Moralidade e ressentimento no primeiro ensaio da


"Genealogia da Moral" de Friedrich Nietzsche

"Aus der Kriegsschule des Lebens. — Was mich nicht umbringt, macht mich stärker."

FRIEDRICH NIETZSCHE, Götzen-Dämmerung, oder, Wie man mit dem Hammer


philosophiert (1888)

No primeiro ensaio de seu Genealogia da Moral, Friedrich Nietzsche trata da suposta


falsificação que os fracos empreendem quando afirmam valores morais. Aquilo que é
julgado bom é justamente uma expressão de sua fraqueza. Tudo aquilo que o ressentido
faz é esconder sua incapacidade com uma capa virtuosa. Assim, o incapaz, sendo fraco,
torna a fraqueza uma virtude.

O ensaio inicia com a afirmação de que os significados de "bom" e de "mau" sofreram


uma modificação substancial ao longo do tempo, algo que poderia ser constatado a partir
de uma perspectiva etimológica. Em diversos idiomas, assevera Nietzsche, a mesma
transformação ocorreu: o que era considerado nobre, e portanto, bom, tornou-se mal, e
aquilo que era considerado baixo, e por conseguinte mal, tornou-se bom. Como uma tal
mudança pôde ocorrer é o tema do ensaio.
:
Nietzsche considera que esse é seu insight fundamental sobre a genealogia da moral, e
que tal não havia sido percebido por conta do preconceito democrático vigente contra as
questões de origem. Tal preconceito contaminaria mesmo as ciências naturais. Ademais,
há a natureza plebeia da mente moderna que, diz o filólogo alemão, tem origem inglesa.

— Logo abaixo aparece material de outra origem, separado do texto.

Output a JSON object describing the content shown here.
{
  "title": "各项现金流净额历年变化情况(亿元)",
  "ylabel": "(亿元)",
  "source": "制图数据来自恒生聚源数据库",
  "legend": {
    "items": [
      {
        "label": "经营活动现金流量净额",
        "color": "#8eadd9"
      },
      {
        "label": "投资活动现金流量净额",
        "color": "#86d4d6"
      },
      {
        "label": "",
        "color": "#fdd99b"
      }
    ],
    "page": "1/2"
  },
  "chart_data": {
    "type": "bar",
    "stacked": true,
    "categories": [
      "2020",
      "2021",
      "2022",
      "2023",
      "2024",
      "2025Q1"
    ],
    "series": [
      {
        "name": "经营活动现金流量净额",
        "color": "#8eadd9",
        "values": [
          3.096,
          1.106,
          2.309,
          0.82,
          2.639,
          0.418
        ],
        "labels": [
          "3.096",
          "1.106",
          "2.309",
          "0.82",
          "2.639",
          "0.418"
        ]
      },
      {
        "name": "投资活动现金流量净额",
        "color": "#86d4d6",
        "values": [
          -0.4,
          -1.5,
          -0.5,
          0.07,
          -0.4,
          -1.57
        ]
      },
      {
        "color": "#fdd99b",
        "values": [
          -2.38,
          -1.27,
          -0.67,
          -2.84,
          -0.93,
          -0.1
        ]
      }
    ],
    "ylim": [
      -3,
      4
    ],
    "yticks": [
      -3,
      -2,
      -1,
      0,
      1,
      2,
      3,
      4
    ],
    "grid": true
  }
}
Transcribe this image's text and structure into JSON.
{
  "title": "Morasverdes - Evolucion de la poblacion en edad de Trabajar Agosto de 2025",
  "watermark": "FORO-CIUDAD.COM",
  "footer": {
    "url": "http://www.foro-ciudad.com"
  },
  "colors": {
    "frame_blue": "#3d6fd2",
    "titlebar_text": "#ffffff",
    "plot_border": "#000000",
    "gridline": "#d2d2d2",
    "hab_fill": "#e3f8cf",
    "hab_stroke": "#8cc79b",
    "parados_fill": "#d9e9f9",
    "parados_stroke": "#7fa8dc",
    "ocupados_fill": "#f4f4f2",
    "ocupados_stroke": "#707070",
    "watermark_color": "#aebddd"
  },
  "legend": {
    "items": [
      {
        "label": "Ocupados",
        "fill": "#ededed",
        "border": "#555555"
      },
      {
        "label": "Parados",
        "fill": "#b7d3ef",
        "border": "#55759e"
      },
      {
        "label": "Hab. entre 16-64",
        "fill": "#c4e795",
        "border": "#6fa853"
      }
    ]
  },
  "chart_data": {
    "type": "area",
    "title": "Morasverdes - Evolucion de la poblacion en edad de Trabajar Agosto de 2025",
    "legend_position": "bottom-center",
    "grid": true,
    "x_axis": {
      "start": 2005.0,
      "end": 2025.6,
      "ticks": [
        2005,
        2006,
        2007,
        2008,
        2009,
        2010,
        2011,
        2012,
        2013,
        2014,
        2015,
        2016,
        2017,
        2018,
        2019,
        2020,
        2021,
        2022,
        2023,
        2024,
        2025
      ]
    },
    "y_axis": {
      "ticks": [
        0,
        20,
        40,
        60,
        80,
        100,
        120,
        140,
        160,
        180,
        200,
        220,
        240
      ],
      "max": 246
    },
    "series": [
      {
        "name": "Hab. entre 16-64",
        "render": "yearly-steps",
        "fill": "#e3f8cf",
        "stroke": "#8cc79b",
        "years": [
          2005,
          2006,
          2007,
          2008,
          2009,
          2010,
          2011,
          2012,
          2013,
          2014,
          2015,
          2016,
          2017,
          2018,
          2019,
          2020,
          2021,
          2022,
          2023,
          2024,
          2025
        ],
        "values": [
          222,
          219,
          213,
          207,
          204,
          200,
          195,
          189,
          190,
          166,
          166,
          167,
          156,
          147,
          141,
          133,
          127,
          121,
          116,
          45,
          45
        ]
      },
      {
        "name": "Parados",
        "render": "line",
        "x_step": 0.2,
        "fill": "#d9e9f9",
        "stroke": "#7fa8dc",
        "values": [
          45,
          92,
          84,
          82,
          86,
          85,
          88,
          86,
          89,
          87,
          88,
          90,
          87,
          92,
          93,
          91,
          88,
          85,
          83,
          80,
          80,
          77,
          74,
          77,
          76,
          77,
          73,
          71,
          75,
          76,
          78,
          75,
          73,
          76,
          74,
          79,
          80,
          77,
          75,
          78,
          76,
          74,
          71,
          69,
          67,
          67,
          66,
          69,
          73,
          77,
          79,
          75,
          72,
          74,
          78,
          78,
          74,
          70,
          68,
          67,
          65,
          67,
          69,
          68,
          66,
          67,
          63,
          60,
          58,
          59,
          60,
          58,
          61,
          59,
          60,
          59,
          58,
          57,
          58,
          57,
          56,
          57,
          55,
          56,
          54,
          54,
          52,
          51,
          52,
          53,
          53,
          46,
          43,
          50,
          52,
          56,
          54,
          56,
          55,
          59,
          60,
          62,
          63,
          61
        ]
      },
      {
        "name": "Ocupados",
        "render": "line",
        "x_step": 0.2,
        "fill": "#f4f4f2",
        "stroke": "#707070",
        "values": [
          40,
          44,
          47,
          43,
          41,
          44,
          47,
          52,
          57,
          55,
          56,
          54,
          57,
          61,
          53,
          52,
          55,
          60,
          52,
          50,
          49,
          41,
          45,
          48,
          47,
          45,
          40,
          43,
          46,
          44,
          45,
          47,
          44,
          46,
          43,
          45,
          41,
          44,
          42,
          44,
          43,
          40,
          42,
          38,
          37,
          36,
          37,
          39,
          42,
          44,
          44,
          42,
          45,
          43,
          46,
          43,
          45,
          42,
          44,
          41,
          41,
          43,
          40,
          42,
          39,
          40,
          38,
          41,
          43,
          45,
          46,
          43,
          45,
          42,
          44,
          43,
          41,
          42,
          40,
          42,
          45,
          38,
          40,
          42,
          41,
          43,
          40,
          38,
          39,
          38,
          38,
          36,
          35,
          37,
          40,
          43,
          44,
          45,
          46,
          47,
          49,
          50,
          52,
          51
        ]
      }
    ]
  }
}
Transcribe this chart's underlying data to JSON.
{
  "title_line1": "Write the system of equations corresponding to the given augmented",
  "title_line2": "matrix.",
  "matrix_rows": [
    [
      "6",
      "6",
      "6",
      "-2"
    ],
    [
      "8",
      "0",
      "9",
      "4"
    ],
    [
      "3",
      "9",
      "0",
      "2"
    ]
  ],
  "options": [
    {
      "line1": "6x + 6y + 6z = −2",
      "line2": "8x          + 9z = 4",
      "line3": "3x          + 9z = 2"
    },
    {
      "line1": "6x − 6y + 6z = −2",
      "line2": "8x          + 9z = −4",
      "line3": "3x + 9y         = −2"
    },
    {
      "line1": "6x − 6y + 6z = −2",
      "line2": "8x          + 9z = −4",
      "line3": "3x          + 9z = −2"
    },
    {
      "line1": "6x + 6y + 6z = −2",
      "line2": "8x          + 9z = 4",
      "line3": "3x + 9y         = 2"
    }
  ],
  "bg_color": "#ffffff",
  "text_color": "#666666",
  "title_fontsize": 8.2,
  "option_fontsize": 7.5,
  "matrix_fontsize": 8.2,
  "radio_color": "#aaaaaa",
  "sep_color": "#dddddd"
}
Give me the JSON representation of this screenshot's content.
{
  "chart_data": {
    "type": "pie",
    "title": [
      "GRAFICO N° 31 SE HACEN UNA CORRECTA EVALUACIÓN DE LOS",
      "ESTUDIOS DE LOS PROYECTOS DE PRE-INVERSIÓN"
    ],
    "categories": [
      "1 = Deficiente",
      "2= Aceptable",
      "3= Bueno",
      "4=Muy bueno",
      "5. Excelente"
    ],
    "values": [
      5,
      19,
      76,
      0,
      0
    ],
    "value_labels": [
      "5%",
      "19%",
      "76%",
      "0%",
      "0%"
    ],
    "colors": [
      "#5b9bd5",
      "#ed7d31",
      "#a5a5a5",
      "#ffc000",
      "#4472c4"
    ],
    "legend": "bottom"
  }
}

Seria um fato frequente que os mais fortes se autodenominam com termos como "os
melhores", "os poderosos", "os que comandam", expressões que denotam a sua
superioridade. Os fracos e os submetidos, por seu turno, são designados por nomes
como "os feios", "os covardes", expressões que denotam a sua natureza plebeia. A
democracia moderna, o fenômeno mais recente do anarquismo, além da predileção
socialista pela comuna, segundo Nietzsche, seria um retrocesso atávico às formas de
vida inferiores, agora com os fracos no poder e os fortes inferiorizados socialmente.

A casta sacerdotal, exemplificando a regra de que conceitos políticos de hierarquia se


tornam sempre conceitos espirituais de hierarquia, denomina a si mesma com termos
que denotam sua função sacra. Foi pelas mãos dos sacerdotes que aconteceu a primeira
mudança de "bom" e "mau", conceitos de extração social, para "puro" e "impuro",
conceitos morais. Nietzsche considera que os costumes dos sacerdotes têm algo de
doente, pois se afastam da ação e combinam caráter meditabundo com volatilidade
emocional.

As consequências desses costumes sacerdotais são doenças intestinais e neurastenia,


contra as quais os sacerdotes inventaram as suas inúmeras normas de dieta de
abstenção de certos alimentos e de relações sexuais. A metafísica antisensual e
hipnótica tem no nada sua ideia fixa, como testemunha o budismo e o desejo de união
mística com Deus no cristianismo. A alma humana torna-se profunda e má pela forma de
vida essencialmente perigosa representada pela casta sacerdotal.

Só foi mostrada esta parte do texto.